Deny Service Access Using Security Descriptor Tampering Via Sc.EXE
Detects suspicious DACL modifications to deny access to a service that affects critical trustees. This can be used to hide services or make them unstoppable.
Deployment AppX Package Was Blocked By AppLocker
Detects an appx package deployment that was blocked by AppLocker policy.
Deployment Deleted From Kubernetes Cluster
Detects the removal of a deployment from a Kubernetes cluster. This could indicate disruptive activity aiming to impact business operations.
Deployment Of The AppX Package Was Blocked By The Policy
Detects an appx package deployment that was blocked by the local computer policy. The following events indicate that an AppX package deployment was blocked by a policy: - Event ID 441: The package deployment operation is blocked by the "Allow deployment operations in special profiles" policy - Event ID 442: Deployments to non-system volumes are blocked by the "Disable deployment of Windows Store apps to non-system volumes" policy." - Event ID 453: Package blocked by a platform policy. - Event ID 454: Package blocked by a platform policy.
Desktop.INI Created by Uncommon Process
Detects unusual processes accessing desktop.ini, which can be leveraged to alter how Explorer displays a folder's content (i.e. renaming files) without changing them on disk.
Detected Windows Software Discovery
Adversaries may attempt to enumerate software for a variety of reasons, such as figuring out what security measures are present or if the compromised system has a version of software that is vulnerable.
Detected Windows Software Discovery - PowerShell
Adversaries may attempt to enumerate software for a variety of reasons, such as figuring out what security measures are present or if the compromised system has a version of software that is vulnerable.
Detection of PowerShell Execution via Sqlps.exe
This rule detects execution of a PowerShell code through the sqlps.exe utility, which is included in the standard set of utilities supplied with the MSSQL Server. Script blocks are not logged in this case, so this utility helps to bypass protection mechanisms based on the analysis of these logs.

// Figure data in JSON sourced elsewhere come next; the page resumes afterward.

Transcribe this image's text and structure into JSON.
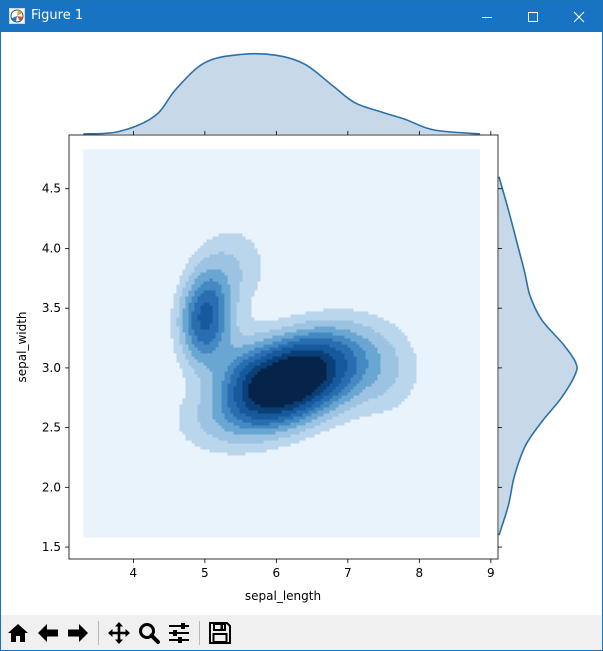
{
  "window": {
    "title": "Figure 1",
    "title_icon": "matplotlib-figure-icon",
    "controls": [
      "minimize-icon",
      "maximize-icon",
      "close-icon"
    ]
  },
  "toolbar": {
    "buttons": [
      {
        "name": "home-button",
        "icon": "home-icon"
      },
      {
        "name": "back-button",
        "icon": "arrow-left-icon"
      },
      {
        "name": "forward-button",
        "icon": "arrow-right-icon"
      },
      {
        "name": "pan-button",
        "icon": "move-icon"
      },
      {
        "name": "zoom-button",
        "icon": "magnifier-icon"
      },
      {
        "name": "configure-subplots-button",
        "icon": "sliders-icon"
      },
      {
        "name": "save-button",
        "icon": "floppy-disk-icon"
      }
    ]
  },
  "chart_data": {
    "type": "heatmap",
    "kind": "joint kde plot",
    "xlabel": "sepal_length",
    "ylabel": "sepal_width",
    "xlim": [
      3.1,
      9.1
    ],
    "ylim": [
      1.4,
      4.95
    ],
    "xticks": [
      "4",
      "5",
      "6",
      "7",
      "8",
      "9"
    ],
    "yticks": [
      "1.5",
      "2.0",
      "2.5",
      "3.0",
      "3.5",
      "4.0",
      "4.5"
    ],
    "kde_extent": {
      "x": [
        3.3,
        8.85
      ],
      "y": [
        1.58,
        4.83
      ]
    },
    "density_peaks": [
      {
        "x": 6.1,
        "y": 2.9,
        "level": "highest"
      },
      {
        "x": 5.0,
        "y": 3.4,
        "level": "high"
      }
    ],
    "marginal_x": {
      "x": [
        3.3,
        3.8,
        4.3,
        4.6,
        5.0,
        5.5,
        6.0,
        6.4,
        6.8,
        7.1,
        7.5,
        7.8,
        8.2,
        8.85
      ],
      "density": [
        0.0,
        0.03,
        0.22,
        0.55,
        0.87,
        0.97,
        0.96,
        0.85,
        0.58,
        0.38,
        0.26,
        0.18,
        0.05,
        0.0
      ]
    },
    "marginal_y": {
      "y": [
        1.6,
        1.85,
        2.1,
        2.35,
        2.55,
        2.75,
        2.95,
        3.05,
        3.2,
        3.4,
        3.6,
        3.8,
        4.0,
        4.3,
        4.6
      ],
      "density": [
        0.0,
        0.12,
        0.2,
        0.34,
        0.55,
        0.8,
        0.98,
        0.98,
        0.82,
        0.55,
        0.4,
        0.33,
        0.25,
        0.13,
        0.0
      ]
    },
    "colors": {
      "base": "#e9f3fc",
      "levels": [
        "#bad6ec",
        "#9cc3e2",
        "#6aa6d2",
        "#4589c3",
        "#286eb0",
        "#16599c",
        "#0b3f77",
        "#06244a"
      ],
      "marginal_line": "#2c71a6",
      "marginal_fill": "#c7d8e8"
    }
  }
}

Devcon Execution Disabling VMware VMCI Device
Detects execution of devcon.exe with commands that disable the VMware Virtual Machine Communication Interface (VMCI) device. This can be legitimate during VMware Tools troubleshooting or driver conflicts, but may also indicate malware attempting to hijack communication with the hardware via the VMCI device. This has been used to facilitate VMware ESXi vulnerability exploits to escape VMs and execute code on the ESXi host.
Device Installation Blocked
Detects an installation of a device that is forbidden by the system policy
Device Registration or Join Without MFA
Monitor and alert for device registration or join events where MFA was not performed.
DeviceCredentialDeployment Execution
Detects the execution of DeviceCredentialDeployment to hide a process from view.